Pourquoi le changement devrait-il passer par moi ?
Parce qu’il le peut, car je suis libre (exemples ici), donc il le doit. Parce que je suis un citoyen, un héros-citoyen en puissance, et que j’ai conscience de la pleine responsabilité que cette condition implique. Max Weber :
Celui qui est convaincu qu’il ne s’effondrera pas si le monde, jugé de son point de vue, est trop stupide ou trop mesquin pour mériter ce qu’il prétend lui offrir, et qui reste néanmoins capable de dire « quand même ! », celui-là seul a la « vocation » de la politique.
Et ce qu’il offre au monde, ce n’est pas l’ambition d’une carrière ou la prise du pouvoir – mais ce sont ses opinions. Le reste n’est qu’un moyen de permettant de tenter de réaliser l’utopie.

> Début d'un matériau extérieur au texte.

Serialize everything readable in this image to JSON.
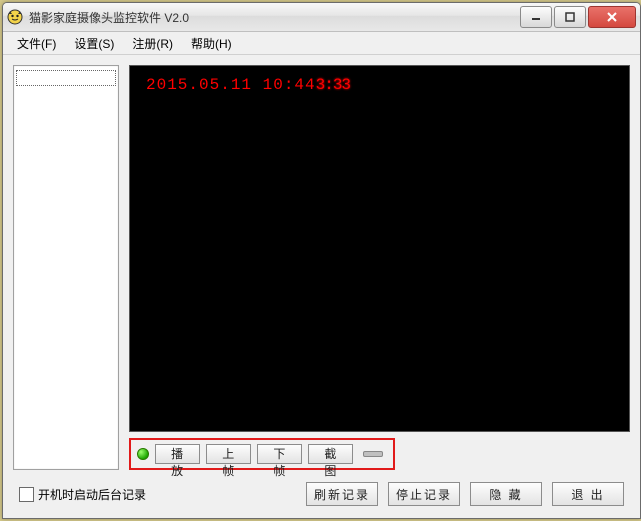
{
  "window": {
    "title": "猫影家庭摄像头监控软件 V2.0"
  },
  "menu": {
    "file": "文件(F)",
    "settings": "设置(S)",
    "register": "注册(R)",
    "help": "帮助(H)"
  },
  "video": {
    "timestamp": "2015.05.11 10:44",
    "timestamp_tail": "3:33"
  },
  "playback": {
    "status_color": "#1ea700",
    "play": "播放",
    "prev_frame": "上帧",
    "next_frame": "下帧",
    "screenshot": "截图"
  },
  "bottom": {
    "autostart_label": "开机时启动后台记录",
    "autostart_checked": false,
    "refresh": "刷新记录",
    "stop": "停止记录",
    "hide": "隐 藏",
    "exit": "退 出"
  }
}
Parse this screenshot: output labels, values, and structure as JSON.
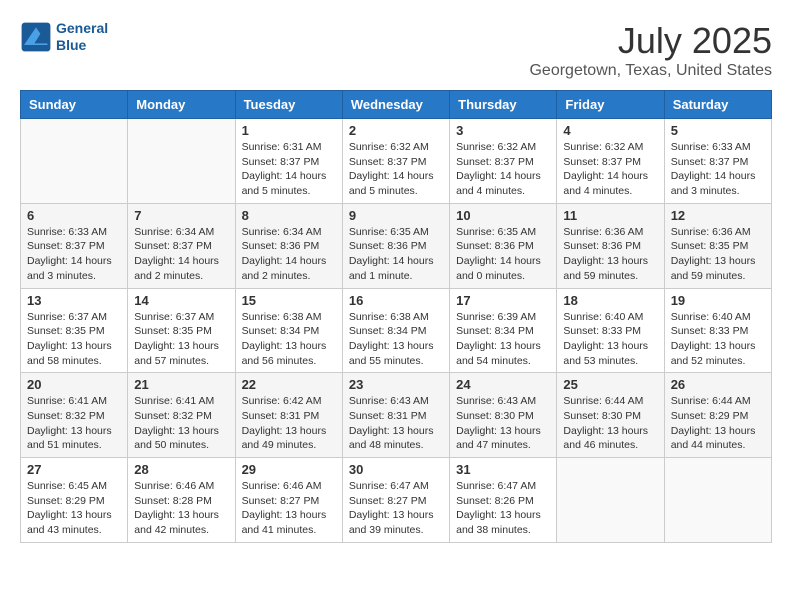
{
  "header": {
    "logo_line1": "General",
    "logo_line2": "Blue",
    "month_year": "July 2025",
    "location": "Georgetown, Texas, United States"
  },
  "weekdays": [
    "Sunday",
    "Monday",
    "Tuesday",
    "Wednesday",
    "Thursday",
    "Friday",
    "Saturday"
  ],
  "weeks": [
    [
      {
        "day": "",
        "info": ""
      },
      {
        "day": "",
        "info": ""
      },
      {
        "day": "1",
        "info": "Sunrise: 6:31 AM\nSunset: 8:37 PM\nDaylight: 14 hours and 5 minutes."
      },
      {
        "day": "2",
        "info": "Sunrise: 6:32 AM\nSunset: 8:37 PM\nDaylight: 14 hours and 5 minutes."
      },
      {
        "day": "3",
        "info": "Sunrise: 6:32 AM\nSunset: 8:37 PM\nDaylight: 14 hours and 4 minutes."
      },
      {
        "day": "4",
        "info": "Sunrise: 6:32 AM\nSunset: 8:37 PM\nDaylight: 14 hours and 4 minutes."
      },
      {
        "day": "5",
        "info": "Sunrise: 6:33 AM\nSunset: 8:37 PM\nDaylight: 14 hours and 3 minutes."
      }
    ],
    [
      {
        "day": "6",
        "info": "Sunrise: 6:33 AM\nSunset: 8:37 PM\nDaylight: 14 hours and 3 minutes."
      },
      {
        "day": "7",
        "info": "Sunrise: 6:34 AM\nSunset: 8:37 PM\nDaylight: 14 hours and 2 minutes."
      },
      {
        "day": "8",
        "info": "Sunrise: 6:34 AM\nSunset: 8:36 PM\nDaylight: 14 hours and 2 minutes."
      },
      {
        "day": "9",
        "info": "Sunrise: 6:35 AM\nSunset: 8:36 PM\nDaylight: 14 hours and 1 minute."
      },
      {
        "day": "10",
        "info": "Sunrise: 6:35 AM\nSunset: 8:36 PM\nDaylight: 14 hours and 0 minutes."
      },
      {
        "day": "11",
        "info": "Sunrise: 6:36 AM\nSunset: 8:36 PM\nDaylight: 13 hours and 59 minutes."
      },
      {
        "day": "12",
        "info": "Sunrise: 6:36 AM\nSunset: 8:35 PM\nDaylight: 13 hours and 59 minutes."
      }
    ],
    [
      {
        "day": "13",
        "info": "Sunrise: 6:37 AM\nSunset: 8:35 PM\nDaylight: 13 hours and 58 minutes."
      },
      {
        "day": "14",
        "info": "Sunrise: 6:37 AM\nSunset: 8:35 PM\nDaylight: 13 hours and 57 minutes."
      },
      {
        "day": "15",
        "info": "Sunrise: 6:38 AM\nSunset: 8:34 PM\nDaylight: 13 hours and 56 minutes."
      },
      {
        "day": "16",
        "info": "Sunrise: 6:38 AM\nSunset: 8:34 PM\nDaylight: 13 hours and 55 minutes."
      },
      {
        "day": "17",
        "info": "Sunrise: 6:39 AM\nSunset: 8:34 PM\nDaylight: 13 hours and 54 minutes."
      },
      {
        "day": "18",
        "info": "Sunrise: 6:40 AM\nSunset: 8:33 PM\nDaylight: 13 hours and 53 minutes."
      },
      {
        "day": "19",
        "info": "Sunrise: 6:40 AM\nSunset: 8:33 PM\nDaylight: 13 hours and 52 minutes."
      }
    ],
    [
      {
        "day": "20",
        "info": "Sunrise: 6:41 AM\nSunset: 8:32 PM\nDaylight: 13 hours and 51 minutes."
      },
      {
        "day": "21",
        "info": "Sunrise: 6:41 AM\nSunset: 8:32 PM\nDaylight: 13 hours and 50 minutes."
      },
      {
        "day": "22",
        "info": "Sunrise: 6:42 AM\nSunset: 8:31 PM\nDaylight: 13 hours and 49 minutes."
      },
      {
        "day": "23",
        "info": "Sunrise: 6:43 AM\nSunset: 8:31 PM\nDaylight: 13 hours and 48 minutes."
      },
      {
        "day": "24",
        "info": "Sunrise: 6:43 AM\nSunset: 8:30 PM\nDaylight: 13 hours and 47 minutes."
      },
      {
        "day": "25",
        "info": "Sunrise: 6:44 AM\nSunset: 8:30 PM\nDaylight: 13 hours and 46 minutes."
      },
      {
        "day": "26",
        "info": "Sunrise: 6:44 AM\nSunset: 8:29 PM\nDaylight: 13 hours and 44 minutes."
      }
    ],
    [
      {
        "day": "27",
        "info": "Sunrise: 6:45 AM\nSunset: 8:29 PM\nDaylight: 13 hours and 43 minutes."
      },
      {
        "day": "28",
        "info": "Sunrise: 6:46 AM\nSunset: 8:28 PM\nDaylight: 13 hours and 42 minutes."
      },
      {
        "day": "29",
        "info": "Sunrise: 6:46 AM\nSunset: 8:27 PM\nDaylight: 13 hours and 41 minutes."
      },
      {
        "day": "30",
        "info": "Sunrise: 6:47 AM\nSunset: 8:27 PM\nDaylight: 13 hours and 39 minutes."
      },
      {
        "day": "31",
        "info": "Sunrise: 6:47 AM\nSunset: 8:26 PM\nDaylight: 13 hours and 38 minutes."
      },
      {
        "day": "",
        "info": ""
      },
      {
        "day": "",
        "info": ""
      }
    ]
  ]
}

D’autres peuvent s’en charger – mais l’impulsion du mouvement est primordiale.
Parce que la relation avec le monde auquel j’appartiens concrètement reste pourtant celle d’un étranger, et que par conséquent se réapproprier ce monde, ce n’est pas se compromettre en s’y soumettant, mais le changer.
Parce qu’il est des cas de conscience qui nous sont posés, et auxquels on ne peut se soustraire de répondre, sauf à entreprendre de régresser.
Pour mon salut, qui est moins religieux que mystique, et qui s’entend comme un concept laïc de morale et de responsabilité : n’être ni un touriste, ni un planqué, ni un collabo ; se placer du côté de la résistance, non pas au changement, mais au contraire au recroquevillement conservateur et nationaliste, à la tentation du pire.
Pour quelques raisons personnelles, parfois prosaïques, égoïstes d’une certaine manière, subjectives en tout cas ; mais définitivement pas pour l’argent.
Par vanité, pour se rendre immortel, comme tout le monde, à sa façon ; Sartre écrit :
Un des principaux motifs de la création artistique est certainement le besoin de nous sentir essentiels par rapport au monde.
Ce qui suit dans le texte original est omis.